Dynamically determine whether istio-proxy sidecar is present before blocking to wait for it to start

[jnicholls]

I have a use case that may be pertinent for others interested in using scuttle for their project. My use case revolves around software that wants to use scuttle conditionally, depending on whether Istio sidecar injection is installed or not, without the software (Kubernetes resources, Helm chart, etc.) having any knowledge about Istio being present or not.

• The Kubernetes workload would be statically configured with the appropriate scuttle ENV vars (such as ENVOY_ADMIN_API and ISTIO_QUIT_API).
• scuttle would conditionally enforce waiting for Envoy to start based on heuristics where scuttle would inspect its own Pod to determine if istio-proxy is present.
• • If the istio-proxy container is present in the Pod, scuttle will block and wait for ENVOY_ADMIN_API to respond, per its current behavior.
• • If the istio-proxy container is not present in the Pod, scuttle will effectively disable itself, as if the ENV vars were never provided, per its current behavior.

This I feel makes scuttle more robust in environments that cannot dynamically configure their ENV vars or command arguments based on the pre-determined knowledge that Istio is present or not, and yet need a solution to properly wait for the istio-proxy sidecar to be up and ready to go before they begin network activity.

I hope this makes sense.
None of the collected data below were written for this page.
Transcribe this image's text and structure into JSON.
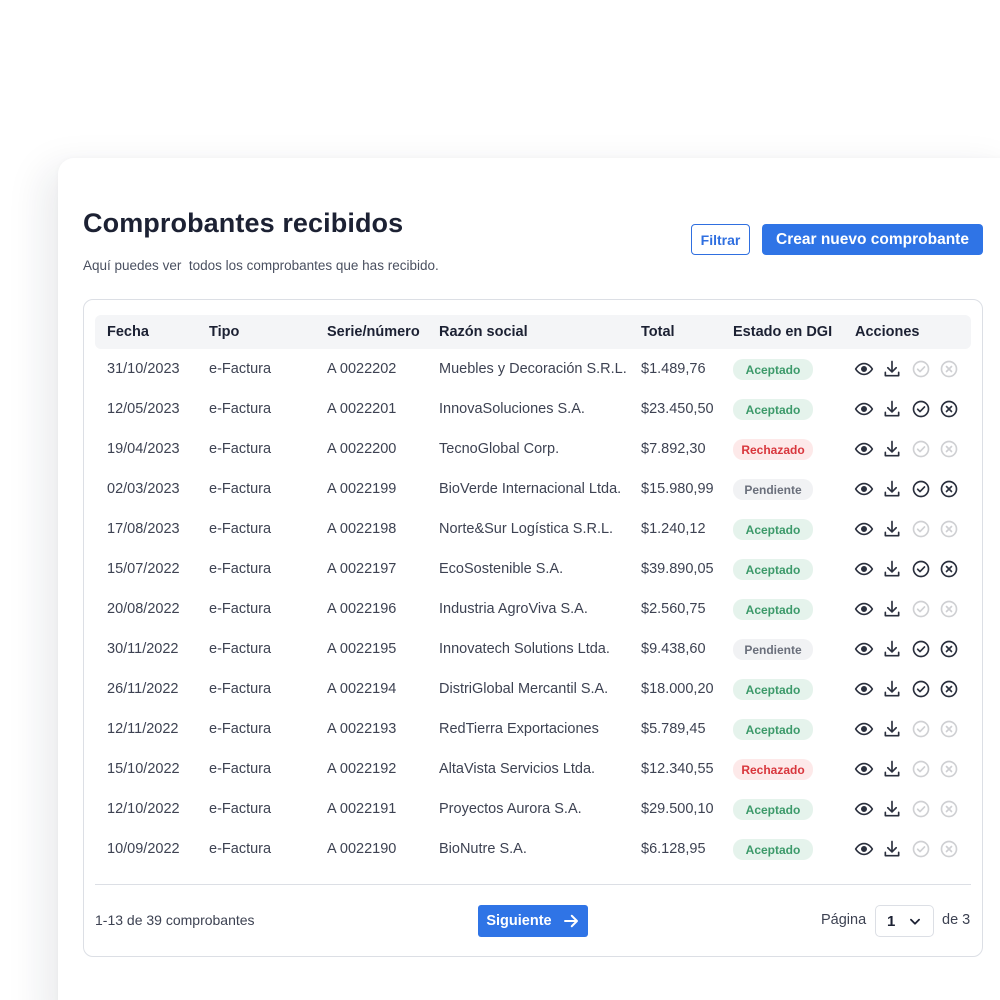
{
  "header": {
    "title": "Comprobantes recibidos",
    "subtitle": "Aquí puedes ver  todos los comprobantes que has recibido.",
    "filter_label": "Filtrar",
    "create_label": "Crear nuevo comprobante"
  },
  "table": {
    "columns": [
      "Fecha",
      "Tipo",
      "Serie/número",
      "Razón social",
      "Total",
      "Estado en DGI",
      "Acciones"
    ],
    "rows": [
      {
        "fecha": "31/10/2023",
        "tipo": "e-Factura",
        "serie": "A 0022202",
        "razon": "Muebles y Decoración S.R.L.",
        "total": "$1.489,76",
        "estado": "Aceptado",
        "estado_type": "ok",
        "actions_enabled": false
      },
      {
        "fecha": "12/05/2023",
        "tipo": "e-Factura",
        "serie": "A 0022201",
        "razon": "InnovaSoluciones S.A.",
        "total": "$23.450,50",
        "estado": "Aceptado",
        "estado_type": "ok",
        "actions_enabled": true
      },
      {
        "fecha": "19/04/2023",
        "tipo": "e-Factura",
        "serie": "A 0022200",
        "razon": "TecnoGlobal Corp.",
        "total": "$7.892,30",
        "estado": "Rechazado",
        "estado_type": "bad",
        "actions_enabled": false
      },
      {
        "fecha": "02/03/2023",
        "tipo": "e-Factura",
        "serie": "A 0022199",
        "razon": "BioVerde Internacional Ltda.",
        "total": "$15.980,99",
        "estado": "Pendiente",
        "estado_type": "pend",
        "actions_enabled": true
      },
      {
        "fecha": "17/08/2023",
        "tipo": "e-Factura",
        "serie": "A 0022198",
        "razon": "Norte&Sur Logística S.R.L.",
        "total": "$1.240,12",
        "estado": "Aceptado",
        "estado_type": "ok",
        "actions_enabled": false
      },
      {
        "fecha": "15/07/2022",
        "tipo": "e-Factura",
        "serie": "A 0022197",
        "razon": "EcoSostenible S.A.",
        "total": "$39.890,05",
        "estado": "Aceptado",
        "estado_type": "ok",
        "actions_enabled": true
      },
      {
        "fecha": "20/08/2022",
        "tipo": "e-Factura",
        "serie": "A 0022196",
        "razon": "Industria AgroViva S.A.",
        "total": "$2.560,75",
        "estado": "Aceptado",
        "estado_type": "ok",
        "actions_enabled": false
      },
      {
        "fecha": "30/11/2022",
        "tipo": "e-Factura",
        "serie": "A 0022195",
        "razon": "Innovatech Solutions Ltda.",
        "total": "$9.438,60",
        "estado": "Pendiente",
        "estado_type": "pend",
        "actions_enabled": true
      },
      {
        "fecha": "26/11/2022",
        "tipo": "e-Factura",
        "serie": "A 0022194",
        "razon": "DistriGlobal Mercantil S.A.",
        "total": "$18.000,20",
        "estado": "Aceptado",
        "estado_type": "ok",
        "actions_enabled": true
      },
      {
        "fecha": "12/11/2022",
        "tipo": "e-Factura",
        "serie": "A 0022193",
        "razon": "RedTierra Exportaciones",
        "total": "$5.789,45",
        "estado": "Aceptado",
        "estado_type": "ok",
        "actions_enabled": false
      },
      {
        "fecha": "15/10/2022",
        "tipo": "e-Factura",
        "serie": "A 0022192",
        "razon": "AltaVista Servicios Ltda.",
        "total": "$12.340,55",
        "estado": "Rechazado",
        "estado_type": "bad",
        "actions_enabled": false
      },
      {
        "fecha": "12/10/2022",
        "tipo": "e-Factura",
        "serie": "A 0022191",
        "razon": "Proyectos Aurora S.A.",
        "total": "$29.500,10",
        "estado": "Aceptado",
        "estado_type": "ok",
        "actions_enabled": false
      },
      {
        "fecha": "10/09/2022",
        "tipo": "e-Factura",
        "serie": "A 0022190",
        "razon": "BioNutre S.A.",
        "total": "$6.128,95",
        "estado": "Aceptado",
        "estado_type": "ok",
        "actions_enabled": false
      }
    ],
    "action_icons": [
      "eye-icon",
      "download-icon",
      "check-circle-icon",
      "x-circle-icon"
    ]
  },
  "footer": {
    "count_text": "1-13 de 39 comprobantes",
    "next_label": "Siguiente",
    "page_label": "Página",
    "page_value": "1",
    "page_total": "de 3"
  },
  "colors": {
    "accent": "#2f74e6",
    "accepted_bg": "#e5f3ec",
    "accepted_text": "#3c9a6a",
    "rejected_bg": "#fde9e9",
    "rejected_text": "#d8363c",
    "pending_bg": "#f1f2f4",
    "pending_text": "#6a6f7b"
  }
}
This could be a good first contribution by someone (like myself), and this heuristic check can itself be conditional for starters. It will involve importing the client-go Kubernetes client and doing intra-cluster inspection of its own Pod. Technically the shareProcessNamespace would allow for a solution without a kube-apiserver client, but I think it's more elegant to inspect the workload metadata versus the OS-level namespace.
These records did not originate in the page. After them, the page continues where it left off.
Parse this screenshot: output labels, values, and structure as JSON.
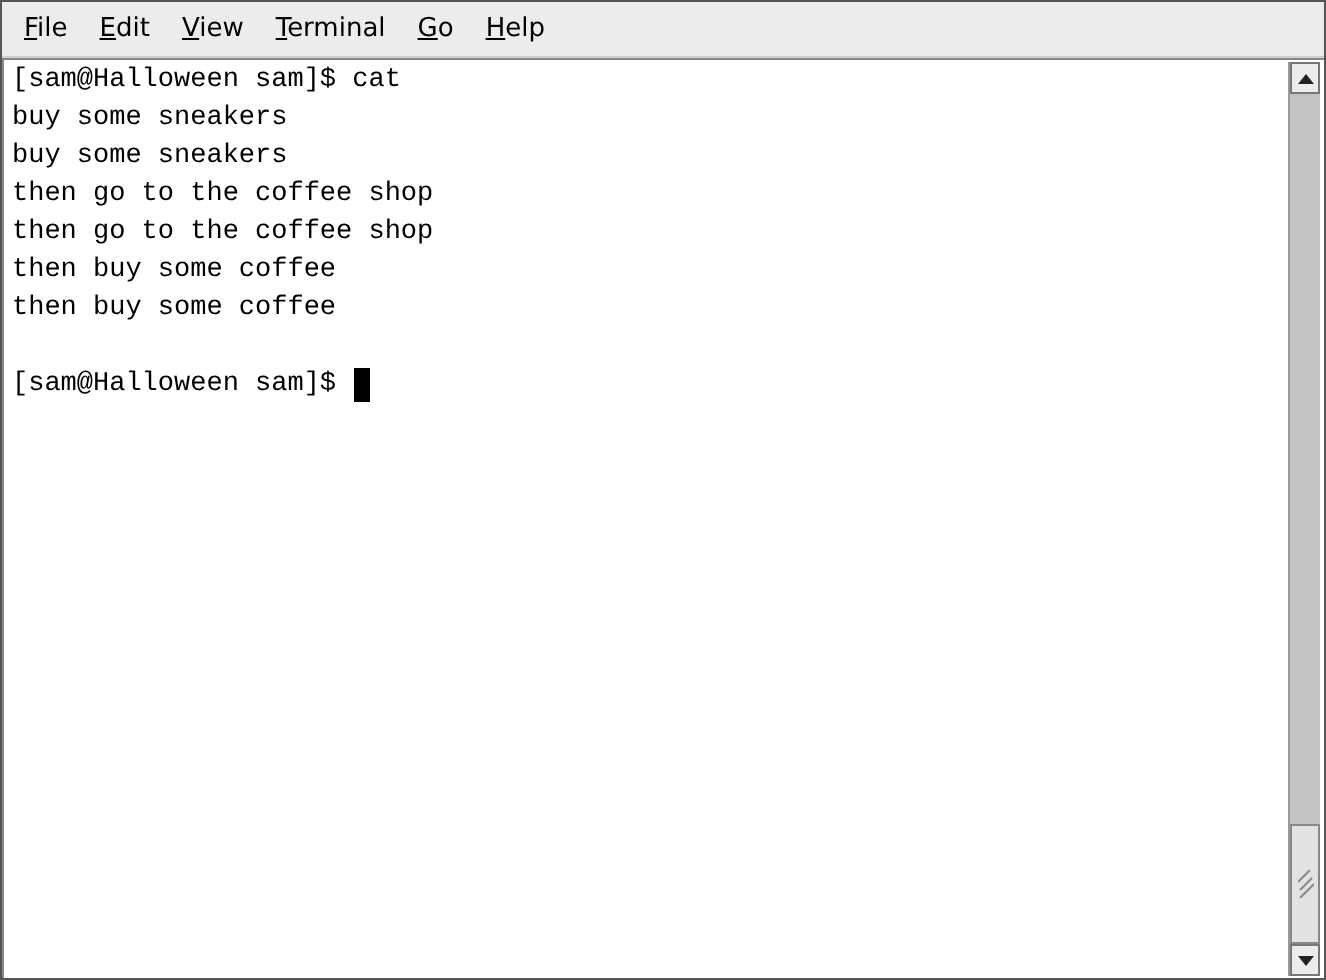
{
  "menu": [
    {
      "label": "File"
    },
    {
      "label": "Edit"
    },
    {
      "label": "View"
    },
    {
      "label": "Terminal"
    },
    {
      "label": "Go"
    },
    {
      "label": "Help"
    }
  ],
  "terminal": {
    "lines": [
      "[sam@Halloween sam]$ cat",
      "buy some sneakers",
      "buy some sneakers",
      "then go to the coffee shop",
      "then go to the coffee shop",
      "then buy some coffee",
      "then buy some coffee"
    ],
    "prompt": "[sam@Halloween sam]$"
  }
}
BONUS: This same heuristic could be used to intelligently enable/disable a default value for ENVOY_ADMIN_API and ISTIO_QUIT_API. As noted in those two issues (#9 and #12), it is a concern that having those variables default to a value will make it unpleasant to run the container in a testing or development fashion. Intraspecting the Kubernetes workload (if Kubernetes even exists, and the istio-proxy sidecar exists) to flip on the default value might be a good approach to the problem.

[linjmeyer]

Hi! We don't have this issue at Redbox, we can say when Istio is used/not used and configure Scuttle via env vars ahead of time. I get the use case though, so I think we could support both. Some options I can think of:

• Add a timeout to Envoy waiting. Pros: Easy, Cons: Envoy/Istio could be broken rather than not installed as a sidecar, will slow down the container startup. (e.g. if running locally to debug, waiting 30s to run your code is not ideal)
• Add a kubernetes client library to scuttle and have it check it's own pod. Pros: Can definitively say if Istio is injected or not, Cons: I think scuttle pod's would need to run under a service account with read permissions to kube api. Not 100% on that.
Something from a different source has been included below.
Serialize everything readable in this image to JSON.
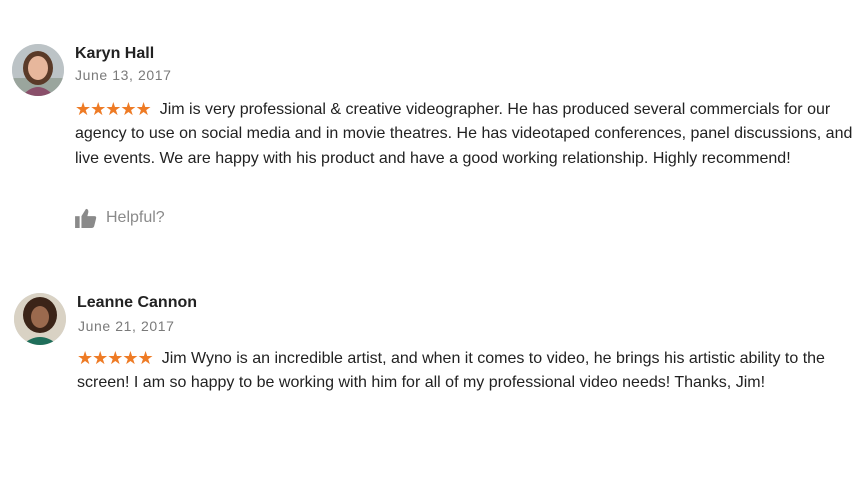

For option 2, if the additional permissions are needed I would see it as an opt in feature. I think adding a service account and RBAC permissions to the kube API for all cronjobs and jobs would be a concern for some. Maybe a pod can get information about itself already though? I'm really not sure on that. It's a cool feature though, lets people use Scuttle in a more automated way, or if they don't like that they can set the env vars themselves and Scuttle can use those.

[jnicholls]

Good points. I had also considered a timeout as another option, and concluded with the same drawbacks as you.

I suppose a timeout is a simple and viable addition to the project, even if it is non-deterministic for this particular use case. I'd say that regardless of the timeout result for proceeding forward with executing the underlying application, that scuttle still attempt to terminate the sidecar as if everything was enabled.

[jnicholls]

I submitted PR #22 to address the feature of an optional timeout. A more deterministic option (with the caveat to users that RBAC permissions need apply) can be done later to address this issue #21.

Maybe a pod can get information about itself already though?

Up to at least kube 1.13 (maybe 1.14) the default service account could get readonly info pods including its own pod. But in 1.15+ the default service account is more locked down. And in general, anyone can modify their default service account to be whatever role(s) they want, so no assumptions can be made in general. It would have to be a feature that documents the explicit need for v1/pods GET support.